5.4 Support and communication

5.4 Support and communication

See validated screening tools mentioned in Principle 4 ‘Supportive care’. Additionally, the ‘Cancer Survivors Unmet Needs (CaSun)’ is another validated screening tool that may help health professionals to identify the unmet needs of patients during survivorship.

A number of specific challenges and needs may arise for cancer survivors, which may require support:

  • access to expert health professionals with specific knowledge about the psychosocial needs of breast cancer patients
  • family distress if familial cancer pathogenic variant is identified
  • weight changes, which may be a significant issue for patients and may require referral to a dietitian
  • menopause symptoms, which may require referral to a menopause clinic
  • general healthcare issues (e.g. smoking cessation and sleep disturbance), which can be referred to a general practitioner
  • management of physical symptoms such as pain, arthralgia and fatigue
  • decline in mobility and/or functional status as a result of treatment, which may necessitate a referral to physiotherapy or occupational therapy
  • upper limb and breast lymphoedema following lymphadenectomy/radiation therapy, which is a potential treatment side effect in patients with breast cancer that has a significant effect on survivor quality of life – referral to a health professional with accredited lymphoedema management qualifications, offering the full scope of complex lymphoedema therapy, may be needed
  • bowel dysfunction, gastrointestinal or abdominal symptoms as a result of treatment, which may require support from a dietitian
  • neuropathy, cardiac dysfunction, nausea and vomiting (managing these issues is important for improving quality of life)
  • coping with hair loss (refer to the Look Good, Feel Better program; see ’Resource List’ and/or consider scalp cooling)
  • managing complex medication regimens, multiple medications, assessment of side effects and assistance with difficulties swallowing medications, which may require referral to a pharmacist
  • financial and employment issues (such as loss of income and assistance with returning to work, and the cost of treatment, travel and accommodation)
  • appointing a substitute decision-maker and completing an advance care directive
  • legal issues such as completing a will.

For more information on supportive care and needs that may arise for different population groups, see Appendices A and B, and special population groups.

Rehabilitation may be required at any point of the care pathway from the pre-treatment phase through to disease-free survival and palliative care (Cormie et al. 2017).

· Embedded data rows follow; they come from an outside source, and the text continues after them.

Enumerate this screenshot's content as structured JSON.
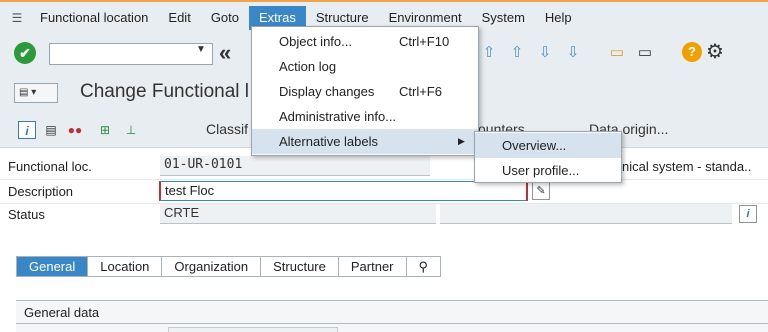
{
  "menubar": {
    "items": [
      "Functional location",
      "Edit",
      "Goto",
      "Extras",
      "Structure",
      "Environment",
      "System",
      "Help"
    ]
  },
  "toolbar": {
    "command_value": ""
  },
  "title": {
    "text": "Change Functional l"
  },
  "apptoolbar": {
    "classif": "Classif",
    "counters": "ounters",
    "data_origin": "Data origin..."
  },
  "form": {
    "functional_loc_label": "Functional loc.",
    "functional_loc_value": "01-UR-0101",
    "structure_text": "nical system - standa..",
    "description_label": "Description",
    "description_value": "test Floc",
    "status_label": "Status",
    "status_value": "CRTE"
  },
  "tabs": [
    "General",
    "Location",
    "Organization",
    "Structure",
    "Partner"
  ],
  "section": {
    "title": "General data"
  },
  "extras_menu": {
    "items": [
      {
        "label": "Object info...",
        "shortcut": "Ctrl+F10"
      },
      {
        "label": "Action log",
        "shortcut": ""
      },
      {
        "label": "Display changes",
        "shortcut": "Ctrl+F6"
      },
      {
        "label": "Administrative info...",
        "shortcut": ""
      },
      {
        "label": "Alternative labels",
        "shortcut": ""
      }
    ]
  },
  "submenu": {
    "items": [
      "Overview...",
      "User profile..."
    ]
  },
  "colors": {
    "accent": "#3a87c8",
    "menu_highlight": "#d6e3ef",
    "top_border": "#f0a34a"
  }
}
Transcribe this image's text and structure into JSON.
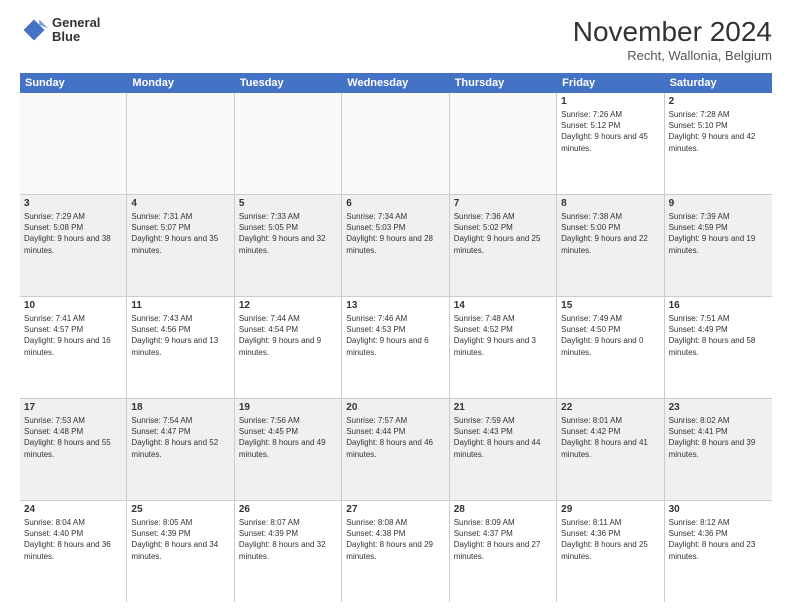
{
  "logo": {
    "line1": "General",
    "line2": "Blue"
  },
  "title": "November 2024",
  "subtitle": "Recht, Wallonia, Belgium",
  "header": {
    "days": [
      "Sunday",
      "Monday",
      "Tuesday",
      "Wednesday",
      "Thursday",
      "Friday",
      "Saturday"
    ]
  },
  "weeks": [
    {
      "alt": false,
      "cells": [
        {
          "day": "",
          "info": ""
        },
        {
          "day": "",
          "info": ""
        },
        {
          "day": "",
          "info": ""
        },
        {
          "day": "",
          "info": ""
        },
        {
          "day": "",
          "info": ""
        },
        {
          "day": "1",
          "info": "Sunrise: 7:26 AM\nSunset: 5:12 PM\nDaylight: 9 hours and 45 minutes."
        },
        {
          "day": "2",
          "info": "Sunrise: 7:28 AM\nSunset: 5:10 PM\nDaylight: 9 hours and 42 minutes."
        }
      ]
    },
    {
      "alt": true,
      "cells": [
        {
          "day": "3",
          "info": "Sunrise: 7:29 AM\nSunset: 5:08 PM\nDaylight: 9 hours and 38 minutes."
        },
        {
          "day": "4",
          "info": "Sunrise: 7:31 AM\nSunset: 5:07 PM\nDaylight: 9 hours and 35 minutes."
        },
        {
          "day": "5",
          "info": "Sunrise: 7:33 AM\nSunset: 5:05 PM\nDaylight: 9 hours and 32 minutes."
        },
        {
          "day": "6",
          "info": "Sunrise: 7:34 AM\nSunset: 5:03 PM\nDaylight: 9 hours and 28 minutes."
        },
        {
          "day": "7",
          "info": "Sunrise: 7:36 AM\nSunset: 5:02 PM\nDaylight: 9 hours and 25 minutes."
        },
        {
          "day": "8",
          "info": "Sunrise: 7:38 AM\nSunset: 5:00 PM\nDaylight: 9 hours and 22 minutes."
        },
        {
          "day": "9",
          "info": "Sunrise: 7:39 AM\nSunset: 4:59 PM\nDaylight: 9 hours and 19 minutes."
        }
      ]
    },
    {
      "alt": false,
      "cells": [
        {
          "day": "10",
          "info": "Sunrise: 7:41 AM\nSunset: 4:57 PM\nDaylight: 9 hours and 16 minutes."
        },
        {
          "day": "11",
          "info": "Sunrise: 7:43 AM\nSunset: 4:56 PM\nDaylight: 9 hours and 13 minutes."
        },
        {
          "day": "12",
          "info": "Sunrise: 7:44 AM\nSunset: 4:54 PM\nDaylight: 9 hours and 9 minutes."
        },
        {
          "day": "13",
          "info": "Sunrise: 7:46 AM\nSunset: 4:53 PM\nDaylight: 9 hours and 6 minutes."
        },
        {
          "day": "14",
          "info": "Sunrise: 7:48 AM\nSunset: 4:52 PM\nDaylight: 9 hours and 3 minutes."
        },
        {
          "day": "15",
          "info": "Sunrise: 7:49 AM\nSunset: 4:50 PM\nDaylight: 9 hours and 0 minutes."
        },
        {
          "day": "16",
          "info": "Sunrise: 7:51 AM\nSunset: 4:49 PM\nDaylight: 8 hours and 58 minutes."
        }
      ]
    },
    {
      "alt": true,
      "cells": [
        {
          "day": "17",
          "info": "Sunrise: 7:53 AM\nSunset: 4:48 PM\nDaylight: 8 hours and 55 minutes."
        },
        {
          "day": "18",
          "info": "Sunrise: 7:54 AM\nSunset: 4:47 PM\nDaylight: 8 hours and 52 minutes."
        },
        {
          "day": "19",
          "info": "Sunrise: 7:56 AM\nSunset: 4:45 PM\nDaylight: 8 hours and 49 minutes."
        },
        {
          "day": "20",
          "info": "Sunrise: 7:57 AM\nSunset: 4:44 PM\nDaylight: 8 hours and 46 minutes."
        },
        {
          "day": "21",
          "info": "Sunrise: 7:59 AM\nSunset: 4:43 PM\nDaylight: 8 hours and 44 minutes."
        },
        {
          "day": "22",
          "info": "Sunrise: 8:01 AM\nSunset: 4:42 PM\nDaylight: 8 hours and 41 minutes."
        },
        {
          "day": "23",
          "info": "Sunrise: 8:02 AM\nSunset: 4:41 PM\nDaylight: 8 hours and 39 minutes."
        }
      ]
    },
    {
      "alt": false,
      "cells": [
        {
          "day": "24",
          "info": "Sunrise: 8:04 AM\nSunset: 4:40 PM\nDaylight: 8 hours and 36 minutes."
        },
        {
          "day": "25",
          "info": "Sunrise: 8:05 AM\nSunset: 4:39 PM\nDaylight: 8 hours and 34 minutes."
        },
        {
          "day": "26",
          "info": "Sunrise: 8:07 AM\nSunset: 4:39 PM\nDaylight: 8 hours and 32 minutes."
        },
        {
          "day": "27",
          "info": "Sunrise: 8:08 AM\nSunset: 4:38 PM\nDaylight: 8 hours and 29 minutes."
        },
        {
          "day": "28",
          "info": "Sunrise: 8:09 AM\nSunset: 4:37 PM\nDaylight: 8 hours and 27 minutes."
        },
        {
          "day": "29",
          "info": "Sunrise: 8:11 AM\nSunset: 4:36 PM\nDaylight: 8 hours and 25 minutes."
        },
        {
          "day": "30",
          "info": "Sunrise: 8:12 AM\nSunset: 4:36 PM\nDaylight: 8 hours and 23 minutes."
        }
      ]
    }
  ]
}
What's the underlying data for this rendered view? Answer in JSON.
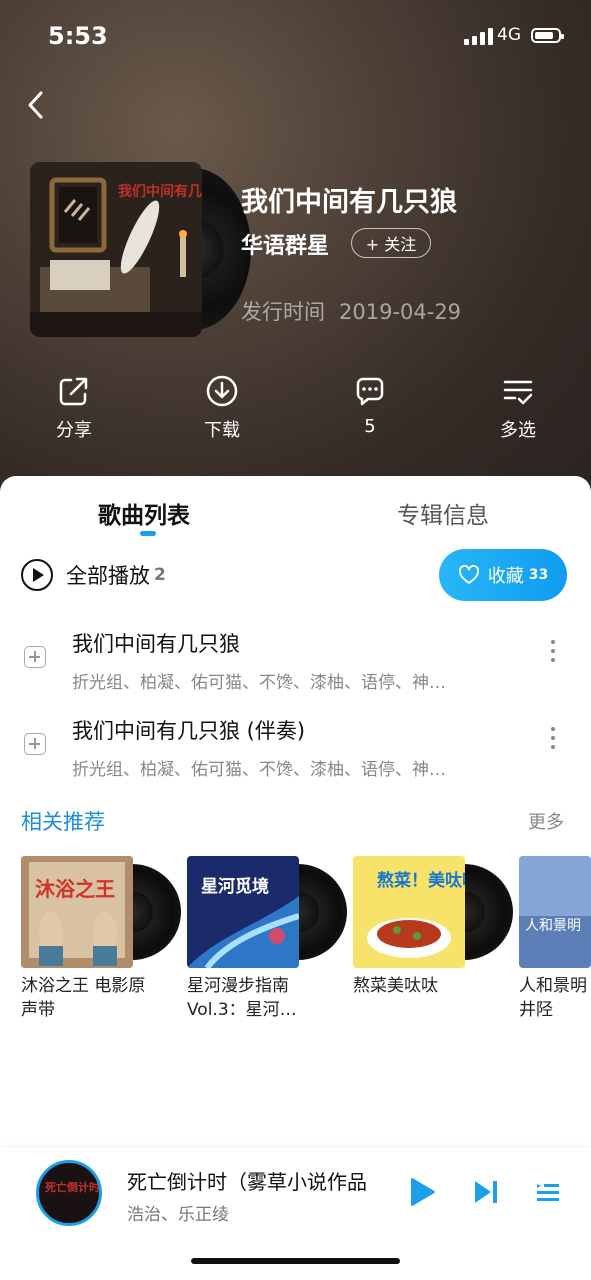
{
  "status_bar": {
    "time": "5:53",
    "network": "4G"
  },
  "album": {
    "title": "我们中间有几只狼",
    "artist": "华语群星",
    "follow_label": "+ 关注",
    "release_label": "发行时间",
    "release_date": "2019-04-29",
    "cover_text": "我们中间有几只狼"
  },
  "actions": [
    {
      "label": "分享",
      "icon": "share-icon"
    },
    {
      "label": "下载",
      "icon": "download-icon"
    },
    {
      "label": "5",
      "icon": "comment-icon"
    },
    {
      "label": "多选",
      "icon": "multiselect-icon"
    }
  ],
  "tabs": {
    "songs": "歌曲列表",
    "info": "专辑信息"
  },
  "play_all": {
    "label": "全部播放",
    "count": "2"
  },
  "collect": {
    "label": "收藏",
    "count": "33"
  },
  "songs": [
    {
      "title": "我们中间有几只狼",
      "artists": "折光组、柏凝、佑可猫、不馋、漆柚、语停、神…"
    },
    {
      "title": "我们中间有几只狼 (伴奏)",
      "artists": "折光组、柏凝、佑可猫、不馋、漆柚、语停、神…"
    }
  ],
  "recommend": {
    "heading": "相关推荐",
    "more": "更多",
    "items": [
      {
        "name": "沐浴之王 电影原声带",
        "cover_text": "沐浴之王"
      },
      {
        "name": "星河漫步指南Vol.3：星河…",
        "cover_text": "星河觅境"
      },
      {
        "name": "熬菜美呔呔",
        "cover_text": "熬菜！美呔呔"
      },
      {
        "name": "人和景明井陉",
        "cover_text": "人和景明"
      }
    ]
  },
  "player": {
    "title": "死亡倒计时（雾草小说作品",
    "artist": "浩治、乐正绫",
    "disc_text": "死亡倒计时"
  },
  "colors": {
    "accent": "#1aa0ea"
  }
}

Issues that may need to be dealt with include managing cancer-related fatigue, coping with cognitive changes, improving physical endurance, achieving independence in daily tasks, returning to study or work and ongoing adjustment to cancer and its sequels.

Exercise is a safe and effective intervention that improves the physical and emotional health and wellbeing of cancer patients. Exercise should be embedded as part of standard practice in cancer care and be viewed as an adjunct therapy that helps counteract the adverse effects of cancer and its treatment.

Cancer survivors may find referral to specific cancer rehabilitation, optimisation programs or community-based rehabilitation appropriate and beneficial. Other options include referral to allied health supports through team care arrangements and mental health plans. Some community support organisations (cancer-related non-government, not-for-profit and charities) provide services to cancer survivors.

The lead clinician (themselves or by delegation) should take responsibility for these tasks:

  • explaining the model of post-treatment care and the roles of health professionals involved in post-treatment care including the role of general practice
  • explaining the treatment summary and follow-up care plan
  • discussing the development of a shared follow-up and survivorship care plan where a model of shared follow-up care has been agreed
  • discussing how to manage any of the physical, psychological or emotional issues identified
  • providing information on the signs and symptoms of recurrent disease
  • providing a survivorship care plan with information on secondary prevention and healthy living
  • providing contact details of the care team involved
  • providing clear information about the role and benefits of palliative care and advance care planning
  • how to re-access specialist care if needed.

The lead clinician should ensure regular, timely, two-way communication with the general practitioner about:

  • the patient’s progress
  • the follow-up and survivorship care plan
  • potential late effects
  • supportive and palliative care requirements
  • any shared care arrangements
  • clarification of various roles in patient care
  • a process for rapid re-entry to medical services for patients with suspected recurrence or if there are other concerns.
More information

Refer to Principle 6 ‘Communication’ for communication skills training programs and resources.